Monday, October 9, 2017

131. Brand Icons: SUSTAGEN’S SUSY AND GENO, 1985

The adorable duo that drove Filipino kids to pester their mothers to buy cans and cans of Sustagen came to life in 1985. SUSY AND GENO were the marketing brainchildren of Mead Johnson, the company behind the nutrition supplement , Sustagen. Mr. Chichi Barros, Consumer Products Director for Marketing conceived the idea of having a tandem of adorable mascots who will epitomize the values of parents and children alike.

Sustagen, with its “23 Resistensya Builders”was, undoubtedly, a superior chocolate-flavored health supplement, but it looked and felt so serious to most kids. 

The mascots were the perfect answers to make the premium brand more relatable. SUSY was designed as a young girl with lots of charming personality, a perfect complement to the friendly, wholesome GENO.

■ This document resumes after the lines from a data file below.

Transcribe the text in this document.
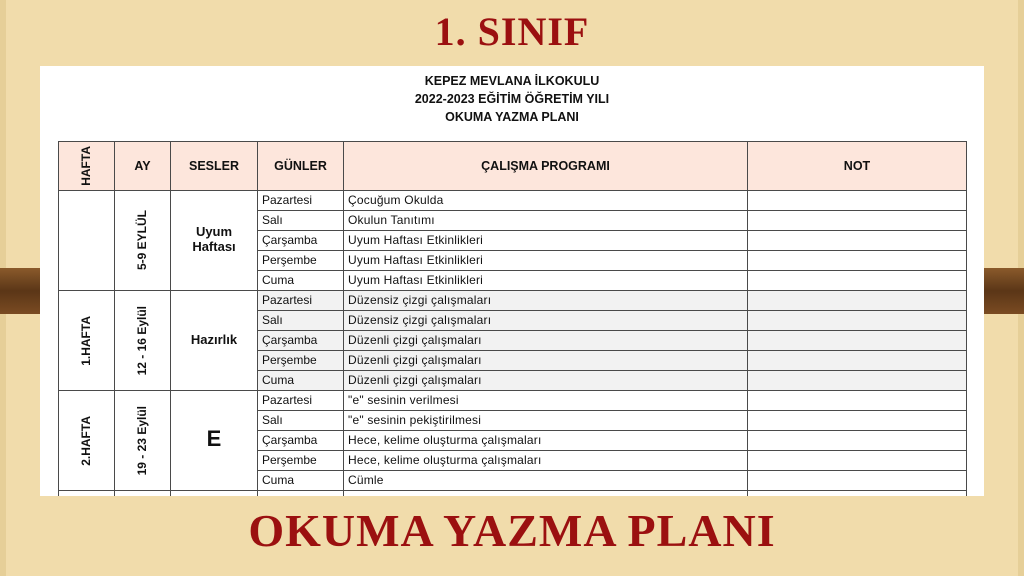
1. SINIF
KEPEZ MEVLANA İLKOKULU
2022-2023 EĞİTİM ÖĞRETİM YILI
OKUMA YAZMA PLANI
HAFTA	AY	SESLER	GÜNLER	ÇALIŞMA PROGRAMI	NOT

	5-9 EYLÜL	Uyum Haftası	Pazartesi	Çocuğum Okulda	
			Salı	Okulun Tanıtımı	
			Çarşamba	Uyum Haftası Etkinlikleri	
			Perşembe	Uyum Haftası Etkinlikleri	
			Cuma	Uyum Haftası Etkinlikleri	

1.HAFTA	12 - 16 Eylül	Hazırlık	Pazartesi	Düzensiz çizgi çalışmaları	
			Salı	Düzensiz çizgi çalışmaları	
			Çarşamba	Düzenli çizgi çalışmaları	
			Perşembe	Düzenli çizgi çalışmaları	
			Cuma	Düzenli çizgi çalışmaları	

2.HAFTA	19 - 23 Eylül	E	Pazartesi	"e" sesinin verilmesi	
			Salı	"e" sesinin pekiştirilmesi	
			Çarşamba	Hece, kelime oluşturma çalışmaları	
			Perşembe	Hece, kelime oluşturma çalışmaları	
			Cuma	Cümle	

OKUMA YAZMA PLANI
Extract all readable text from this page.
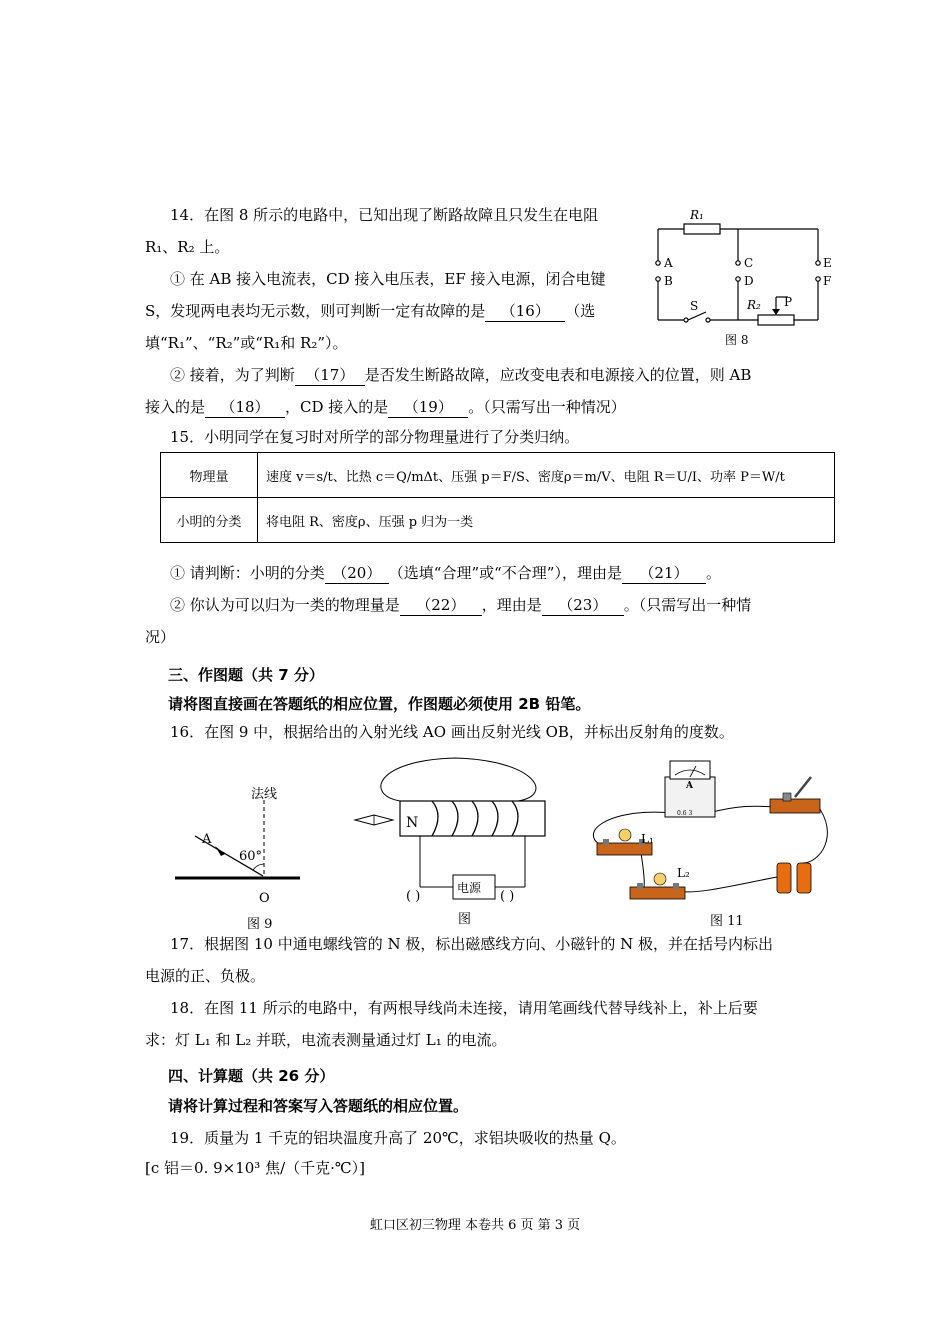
14．在图 8 所示的电路中，已知出现了断路故障且只发生在电阻
R₁、R₂ 上。
① 在 AB 接入电流表，CD 接入电压表，EF 接入电源，闭合电键
S，发现两电表均无示数，则可判断一定有故障的是 （16） （选
填“R₁”、“R₂”或“R₁和 R₂”）。
② 接着，为了判断 （17） 是否发生断路故障，应改变电表和电源接入的位置，则 AB
接入的是 （18） ，CD 接入的是 （19） 。（只需写出一种情况）
R₁
A
B
C
D
E
F
S	R₂ P
图 8
15．小明同学在复习时对所学的部分物理量进行了分类归纳。
物理量	速度 v＝s/t、比热 c＝Q/mΔt、压强 p＝F/S、密度ρ＝m/V、电阻 R＝U/I、功率 P＝W/t
小明的分类	将电阻 R、密度ρ、压强 p 归为一类
① 请判断：小明的分类 （20） （选填“合理”或“不合理”），理由是 （21） 。
② 你认为可以归为一类的物理量是 （22） ，理由是 （23） 。（只需写出一种情
况）
三、作图题（共 7 分）
请将图直接画在答题纸的相应位置，作图题必须使用 2B 铅笔。
16．在图 9 中，根据给出的入射光线 AO 画出反射光线 OB，并标出反射角的度数。
法线
A
60°
O
图 9
N
电源
( )	( )
图
A
0.6 3
L₁
L₂
图 11
17．根据图 10 中通电螺线管的 N 极，标出磁感线方向、小磁针的 N 极，并在括号内标出
电源的正、负极。
18．在图 11 所示的电路中，有两根导线尚未连接，请用笔画线代替导线补上，补上后要
求：灯 L₁ 和 L₂ 并联，电流表测量通过灯 L₁ 的电流。
四、计算题（共 26 分）
请将计算过程和答案写入答题纸的相应位置。
19．质量为 1 千克的铝块温度升高了 20℃，求铝块吸收的热量 Q。
[c 铝＝0. 9×10³ 焦/（千克·℃）]
虹口区初三物理 本卷共 6 页 第 3 页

The SUSY AND GENO tandem,  both embodiments of happy, healthy children, turned Sustagen as the no. 1 selling milk in the 80s decade. SUSY AND GENO not only appeared in countlessTV ads, but also went on school and supermarket  tours to perform, dance, sing and promote the health benefits of the brand.


The brand mascots were the stars of their own Sustagen’s Kiddie Club, that had over 45,000 members at its peak. They went around the Philippines—attended town fiestas,  visited classrooms, hosted week-end gatherings, led puppet-making workshops,  and received countless invitations to grace birthday parties! Wherever they went, SUSY AND GENO spread the message of good health together with Mead Johnson’s professional nutritionists who often accompanied them on tours.

The high cost of mounting these activities forced their temporary retirement,  but by late 1990s, SUSY AND GENO staged a comeback. In 2013, SUSY AND GENO were seen again as adult mascots, leading separate lives and careers. This generated some interest on facebook, where the drama of their reunion played out.

SUSY AND GENO are often held up as perfect examples of the effective use of mascots in marketing promotions and communications—especially to kids who have to grapple with abstract ideas such as health, nutrition and friendship. The brand mascots have succeeded in explaining these in fun, engaging ways that allow kids to learn without losing their sense of wonder.


Susy & Geno Photo: De la Torre, Visitacion. Advertising in the Philippines: Its Historical, Cultural and Social Dimensions. Tower Book House, 1989. P. 102.
youtube: Sustagen Con Yelo,, uploaded by Want Promo, publihsed 12 Feb. 2010
youtube: Susy and Geno (A Case Study):,, published by Ace-Saatchi & Saatchi-PH, Aug. 13, 2014


  1. What about Jollibee and friends? They're also great examples of using mascots effectively in communications.